Since our inception, we've recognized that while the development and maintenance of standards provides the first and primary reason for our existence, our standards work must keep abreast with expansion of the frontiers of science and technology. And we're especially proud that research conducted on our two campuses has garnered five Nobel Prizes and a Kyoto Prize since 1987—again, a very unusual thing for a federal agency.

As we will see from the projects on display today, the Internet of Things combines many types of devices and technologies that must work together seamlessly. To make that happen, standards are, and will be, crucial.

To pursue our mission, NIST works with an array of interested parties—industry leaders, academic researchers, representatives of governments, and trade groups—to make sure those standards are both broadly acceptable and effective. You'll see examples of this when you visit the team exhibits today.

Our 3,000 federal employees include more than 1,800 scientists and engineers who have a variety of specialties, but they all work to ensure U.S. standards are based on fundamental science. Our fundamental science work often pays off in spectacularly practical ways:

The Global Positioning System that we all use in our cars and smartphones is made possible by highly accurate timing measurements. Those measurements are all based on "atomic clocks" that NIST helped invent in the 1950s.

Today, an atomic clock we call NIST-F2 (with a tick rate accuracy of one second in 300 million years) is the most accurate time standard in the world and is used to timestamp billions of dollars of financial transactions throughout the world every day.

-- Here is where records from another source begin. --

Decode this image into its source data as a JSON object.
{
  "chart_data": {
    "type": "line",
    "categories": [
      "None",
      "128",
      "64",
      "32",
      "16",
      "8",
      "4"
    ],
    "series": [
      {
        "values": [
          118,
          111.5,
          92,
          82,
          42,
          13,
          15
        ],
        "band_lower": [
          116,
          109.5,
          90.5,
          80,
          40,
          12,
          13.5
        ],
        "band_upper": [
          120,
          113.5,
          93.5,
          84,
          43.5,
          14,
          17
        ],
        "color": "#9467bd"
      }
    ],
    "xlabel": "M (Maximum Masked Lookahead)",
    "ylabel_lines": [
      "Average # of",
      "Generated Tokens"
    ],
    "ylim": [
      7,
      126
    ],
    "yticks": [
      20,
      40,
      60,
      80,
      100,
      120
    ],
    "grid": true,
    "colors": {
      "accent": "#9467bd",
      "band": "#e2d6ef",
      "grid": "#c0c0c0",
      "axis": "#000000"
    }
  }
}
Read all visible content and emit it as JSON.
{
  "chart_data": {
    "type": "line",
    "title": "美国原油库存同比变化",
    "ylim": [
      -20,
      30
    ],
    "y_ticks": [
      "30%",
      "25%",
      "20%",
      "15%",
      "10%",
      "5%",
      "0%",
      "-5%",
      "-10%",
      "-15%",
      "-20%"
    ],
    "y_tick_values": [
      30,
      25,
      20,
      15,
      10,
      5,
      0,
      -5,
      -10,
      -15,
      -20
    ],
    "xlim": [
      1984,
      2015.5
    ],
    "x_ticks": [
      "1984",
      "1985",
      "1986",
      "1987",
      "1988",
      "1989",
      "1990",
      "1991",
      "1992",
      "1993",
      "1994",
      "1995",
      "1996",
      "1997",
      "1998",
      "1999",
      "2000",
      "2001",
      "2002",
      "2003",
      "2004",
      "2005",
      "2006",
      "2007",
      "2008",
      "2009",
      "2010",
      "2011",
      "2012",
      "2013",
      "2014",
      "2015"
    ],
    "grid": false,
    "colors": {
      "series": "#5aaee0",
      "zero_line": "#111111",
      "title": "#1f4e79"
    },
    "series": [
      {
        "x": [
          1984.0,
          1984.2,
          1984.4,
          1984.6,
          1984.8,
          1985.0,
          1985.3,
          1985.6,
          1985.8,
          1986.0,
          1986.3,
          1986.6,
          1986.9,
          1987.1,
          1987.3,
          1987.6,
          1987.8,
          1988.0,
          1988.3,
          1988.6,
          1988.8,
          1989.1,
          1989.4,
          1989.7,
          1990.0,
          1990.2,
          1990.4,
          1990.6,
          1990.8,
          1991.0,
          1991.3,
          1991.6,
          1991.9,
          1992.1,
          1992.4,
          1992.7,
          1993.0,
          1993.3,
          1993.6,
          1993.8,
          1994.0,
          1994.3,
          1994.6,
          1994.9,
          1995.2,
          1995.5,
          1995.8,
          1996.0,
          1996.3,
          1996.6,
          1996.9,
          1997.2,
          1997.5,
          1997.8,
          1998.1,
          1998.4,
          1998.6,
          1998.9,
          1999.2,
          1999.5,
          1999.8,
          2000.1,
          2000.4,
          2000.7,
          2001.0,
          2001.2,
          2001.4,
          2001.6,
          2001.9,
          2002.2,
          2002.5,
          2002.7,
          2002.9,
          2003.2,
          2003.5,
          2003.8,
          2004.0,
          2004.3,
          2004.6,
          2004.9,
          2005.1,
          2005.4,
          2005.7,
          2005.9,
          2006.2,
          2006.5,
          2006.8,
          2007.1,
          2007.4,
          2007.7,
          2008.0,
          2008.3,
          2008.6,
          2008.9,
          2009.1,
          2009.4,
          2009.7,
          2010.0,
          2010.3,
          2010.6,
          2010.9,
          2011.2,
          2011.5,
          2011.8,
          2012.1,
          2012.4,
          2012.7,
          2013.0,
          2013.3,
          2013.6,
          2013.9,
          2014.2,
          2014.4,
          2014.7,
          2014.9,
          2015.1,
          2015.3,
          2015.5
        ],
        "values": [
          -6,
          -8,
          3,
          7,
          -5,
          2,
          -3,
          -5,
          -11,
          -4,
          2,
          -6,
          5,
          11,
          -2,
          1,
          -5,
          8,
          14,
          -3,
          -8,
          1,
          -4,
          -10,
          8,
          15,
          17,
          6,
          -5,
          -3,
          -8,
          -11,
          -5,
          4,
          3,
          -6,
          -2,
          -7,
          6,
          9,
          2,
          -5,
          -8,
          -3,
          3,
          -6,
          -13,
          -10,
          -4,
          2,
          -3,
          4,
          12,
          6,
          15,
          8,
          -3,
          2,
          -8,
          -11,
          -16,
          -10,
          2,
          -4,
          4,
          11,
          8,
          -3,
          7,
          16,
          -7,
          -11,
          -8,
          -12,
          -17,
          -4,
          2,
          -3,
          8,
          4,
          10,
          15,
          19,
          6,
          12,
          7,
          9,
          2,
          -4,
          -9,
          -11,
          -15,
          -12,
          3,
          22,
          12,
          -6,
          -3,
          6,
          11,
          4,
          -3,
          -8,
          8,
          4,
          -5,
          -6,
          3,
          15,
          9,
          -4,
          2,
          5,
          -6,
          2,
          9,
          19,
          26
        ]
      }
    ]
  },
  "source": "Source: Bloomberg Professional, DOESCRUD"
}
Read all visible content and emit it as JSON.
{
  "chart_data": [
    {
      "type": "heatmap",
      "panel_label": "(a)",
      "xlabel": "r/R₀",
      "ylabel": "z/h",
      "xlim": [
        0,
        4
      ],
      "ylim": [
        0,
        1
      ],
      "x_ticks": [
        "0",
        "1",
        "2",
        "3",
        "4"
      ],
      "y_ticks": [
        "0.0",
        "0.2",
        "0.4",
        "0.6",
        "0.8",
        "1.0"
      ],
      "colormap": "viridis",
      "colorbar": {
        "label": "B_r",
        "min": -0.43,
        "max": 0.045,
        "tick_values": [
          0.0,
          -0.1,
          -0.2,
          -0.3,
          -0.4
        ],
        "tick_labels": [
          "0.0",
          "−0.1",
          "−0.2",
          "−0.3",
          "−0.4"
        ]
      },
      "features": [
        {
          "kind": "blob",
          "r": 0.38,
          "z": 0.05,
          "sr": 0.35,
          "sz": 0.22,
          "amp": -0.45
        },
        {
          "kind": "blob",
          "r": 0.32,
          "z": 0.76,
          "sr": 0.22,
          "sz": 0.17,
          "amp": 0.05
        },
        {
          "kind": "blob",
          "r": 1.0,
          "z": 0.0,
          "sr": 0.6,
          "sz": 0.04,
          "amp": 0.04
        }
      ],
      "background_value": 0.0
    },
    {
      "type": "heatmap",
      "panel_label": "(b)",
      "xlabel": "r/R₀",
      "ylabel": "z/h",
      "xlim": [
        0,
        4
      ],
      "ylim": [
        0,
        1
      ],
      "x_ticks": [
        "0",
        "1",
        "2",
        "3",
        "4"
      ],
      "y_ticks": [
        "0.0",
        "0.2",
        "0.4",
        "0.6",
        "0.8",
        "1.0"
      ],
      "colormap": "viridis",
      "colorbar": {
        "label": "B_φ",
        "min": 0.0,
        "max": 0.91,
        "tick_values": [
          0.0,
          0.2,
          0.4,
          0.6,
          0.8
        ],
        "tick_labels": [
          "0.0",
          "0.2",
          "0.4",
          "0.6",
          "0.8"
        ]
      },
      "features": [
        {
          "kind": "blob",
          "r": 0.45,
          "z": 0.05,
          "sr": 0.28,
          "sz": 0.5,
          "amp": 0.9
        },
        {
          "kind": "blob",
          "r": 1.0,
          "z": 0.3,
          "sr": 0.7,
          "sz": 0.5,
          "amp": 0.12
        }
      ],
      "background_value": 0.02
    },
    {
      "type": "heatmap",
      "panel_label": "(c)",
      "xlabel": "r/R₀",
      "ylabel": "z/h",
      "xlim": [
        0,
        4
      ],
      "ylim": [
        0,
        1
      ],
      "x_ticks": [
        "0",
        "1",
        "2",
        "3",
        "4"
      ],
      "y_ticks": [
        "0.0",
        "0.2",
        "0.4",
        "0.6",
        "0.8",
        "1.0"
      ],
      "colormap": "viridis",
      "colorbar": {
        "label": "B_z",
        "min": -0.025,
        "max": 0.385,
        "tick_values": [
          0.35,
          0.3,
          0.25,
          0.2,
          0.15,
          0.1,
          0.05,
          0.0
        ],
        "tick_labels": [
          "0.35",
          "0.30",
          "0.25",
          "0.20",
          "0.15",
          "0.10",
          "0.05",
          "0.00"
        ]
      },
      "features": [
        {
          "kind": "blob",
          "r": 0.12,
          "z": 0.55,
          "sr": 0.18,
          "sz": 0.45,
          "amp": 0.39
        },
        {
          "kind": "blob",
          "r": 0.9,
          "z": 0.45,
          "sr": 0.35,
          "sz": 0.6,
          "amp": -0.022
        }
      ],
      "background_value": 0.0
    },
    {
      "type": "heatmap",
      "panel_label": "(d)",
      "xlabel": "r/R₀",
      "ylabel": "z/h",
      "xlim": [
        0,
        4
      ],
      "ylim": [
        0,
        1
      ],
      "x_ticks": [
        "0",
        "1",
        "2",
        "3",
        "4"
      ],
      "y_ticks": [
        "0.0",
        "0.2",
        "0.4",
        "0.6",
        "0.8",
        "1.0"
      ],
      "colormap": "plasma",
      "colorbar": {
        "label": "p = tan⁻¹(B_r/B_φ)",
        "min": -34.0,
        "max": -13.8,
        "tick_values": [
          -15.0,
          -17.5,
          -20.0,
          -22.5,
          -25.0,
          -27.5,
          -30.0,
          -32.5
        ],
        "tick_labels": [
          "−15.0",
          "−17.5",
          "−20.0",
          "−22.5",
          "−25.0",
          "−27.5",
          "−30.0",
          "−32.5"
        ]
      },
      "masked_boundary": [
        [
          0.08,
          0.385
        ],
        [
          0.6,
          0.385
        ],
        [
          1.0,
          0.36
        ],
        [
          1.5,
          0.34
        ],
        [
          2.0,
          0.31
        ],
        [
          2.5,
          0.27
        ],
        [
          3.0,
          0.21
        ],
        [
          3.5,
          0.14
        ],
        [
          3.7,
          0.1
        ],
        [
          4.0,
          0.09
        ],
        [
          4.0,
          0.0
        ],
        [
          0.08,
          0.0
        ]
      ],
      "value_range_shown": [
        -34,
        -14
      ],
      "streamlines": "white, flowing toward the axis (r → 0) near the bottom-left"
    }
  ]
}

Our latest Strontium lattice clock has a tick rate accuracy of 1 second in 15 billion years!

Additionally, we work with other national measurement institutes around the world to inter-compare our national standards for measurement and link our global measurement system to the fundamental constants of nature. This ensures that a liter of gasoline or a watt of electricity or a kilogram of rice are the same everywhere that such standards are employed.

Which brings me back to why we are all here today. NIST is not just industry's national lab, as some call us, but we are an ally of a level playing field in the marketplace, one that we hope will enable many new uses for the Internet of Things.

Thank you, and I look forward to learning along with all of you about the amazing advances that the Global City Teams will display and illustrate to us today.